Amid the confusion, President Recep Tayyip Erdogan on Thursday pinned responsibility for the Ankara bombing on a “terror collective” comprising not only IS, but also Turkish and Syrian Kurds and the Syrian intelligence service.
Ankara’s chief of police and two other officials were fired in the wake of the attack as details emerged of failures by security services to keep track of suspect individuals, with the government accused of seriously underestimating IS.
As snap elections on November 1 near, the opposition is increasing putting pressure on the government to admit security failings — particularly considering that the father of the presumed second bomber had told police to arrest his son and lock him up.

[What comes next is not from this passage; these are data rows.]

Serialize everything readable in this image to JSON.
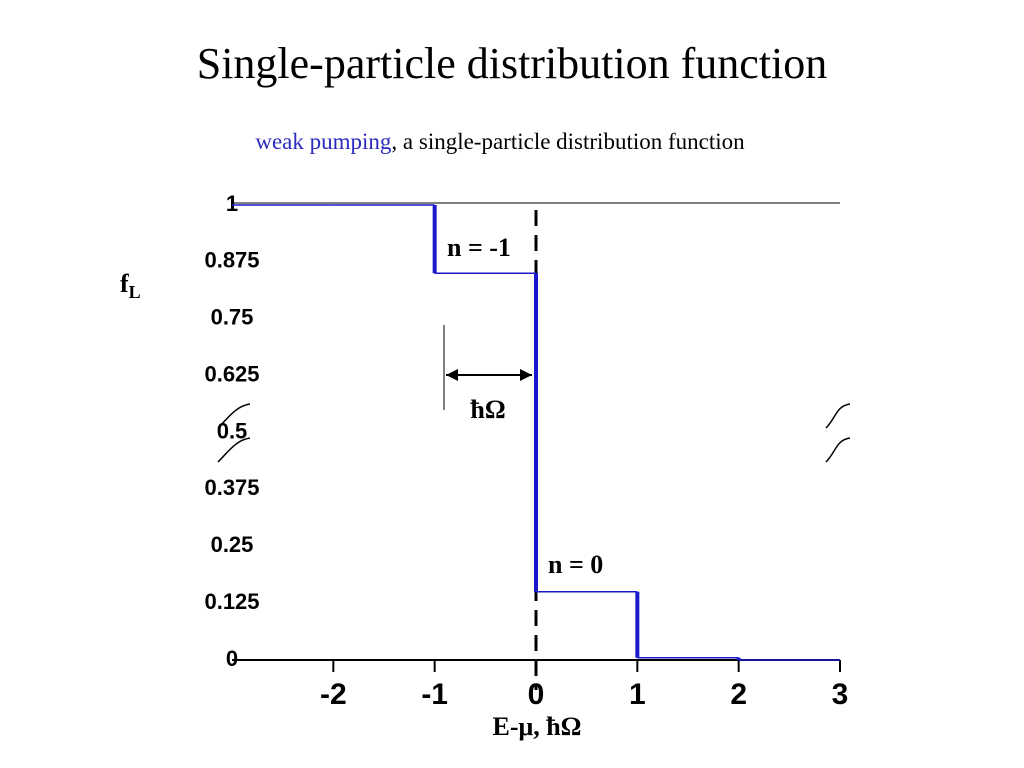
{
  "chart_data": {
    "type": "step",
    "title": "Single-particle distribution function",
    "subtitle_highlight": "weak pumping",
    "subtitle_rest": ", a single-particle distribution function",
    "y_label": "f",
    "y_label_sub": "L",
    "x_label": "E-μ, ħΩ",
    "annotations": [
      "n = -1",
      "n = 0",
      "ħΩ"
    ],
    "x": [
      -3,
      -2,
      -1,
      0,
      1,
      2
    ],
    "values": [
      1,
      1,
      0.85,
      0.15,
      0.005,
      0
    ],
    "color": "#1a1acc",
    "xlim": [
      -3,
      3
    ],
    "ylim": [
      0,
      1
    ],
    "xticks": [
      -2,
      -1,
      0,
      1,
      2,
      3
    ],
    "yticks": [
      0,
      0.125,
      0.25,
      0.375,
      0.5,
      0.625,
      0.75,
      0.875,
      1
    ],
    "grid": false
  }
}
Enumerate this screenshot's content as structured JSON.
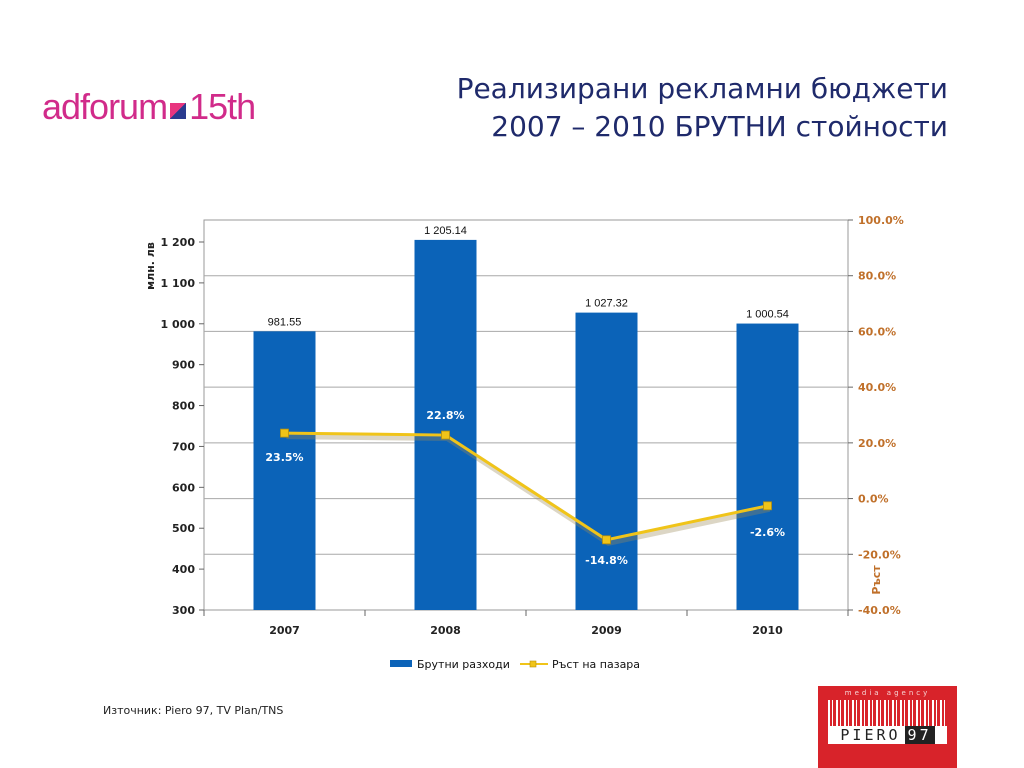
{
  "logo": {
    "text_left": "adforum",
    "text_right": "15th"
  },
  "title": {
    "line1": "Реализирани рекламни бюджети",
    "line2": "2007 – 2010  БРУТНИ стойности"
  },
  "source": "Източник: Piero 97, TV Plan/TNS",
  "brand": {
    "tagline": "media agency",
    "name_left": "PIERO",
    "name_right": "97"
  },
  "colors": {
    "bar": "#0b63b8",
    "line": "#f0c419",
    "title": "#1f2a6b",
    "axis_right": "#c0702a",
    "logo": "#d12b8a"
  },
  "chart_data": {
    "type": "bar",
    "categories": [
      "2007",
      "2008",
      "2009",
      "2010"
    ],
    "series": [
      {
        "name": "Брутни разходи",
        "type": "bar",
        "axis": "left",
        "values": [
          981.55,
          1205.14,
          1027.32,
          1000.54
        ],
        "labels": [
          "981.55",
          "1 205.14",
          "1 027.32",
          "1 000.54"
        ]
      },
      {
        "name": "Ръст на пазара",
        "type": "line",
        "axis": "right",
        "values": [
          23.5,
          22.8,
          -14.8,
          -2.6
        ],
        "labels": [
          "23.5%",
          "22.8%",
          "-14.8%",
          "-2.6%"
        ]
      }
    ],
    "ylabel": "млн. лв",
    "y2label": "Ръст",
    "ylim": [
      300,
      1250
    ],
    "y2lim": [
      -40,
      100
    ],
    "yticks": [
      "300",
      "400",
      "500",
      "600",
      "700",
      "800",
      "900",
      "1 000",
      "1 100",
      "1 200"
    ],
    "y2ticks": [
      "-40.0%",
      "-20.0%",
      "0.0%",
      "20.0%",
      "40.0%",
      "60.0%",
      "80.0%",
      "100.0%"
    ],
    "legend": "bottom",
    "grid": true
  }
}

Critics have accused the state of encouraging violence against the HDP — which presents the biggest challenge to the government at the elections — and going soft on IS, enemy of Turkey’s enemies, the Syrian regime and the Kurds.
Kemal Kilicdaroglu, head of the social-democratic Republican People’s Party (CHP), insisted recently that the state’s failure to dismantle jihadist networks could mean just one thing: “I will say it clearly, it is about protecting IS”.
While Davutoglu has brushed off the allegations, prosecutors have nonetheless opened a preliminary investigation into the country’s interior minister, Selami Altinok, on the grounds of negligence, the Hurriyet newspaper reported Friday.
They may not get very far: a green light from the government is needed to strip minister Selami Altinok of his political immunity and launch a full investigation — and both Davutoglu and Erdogan have refused to hand over their man.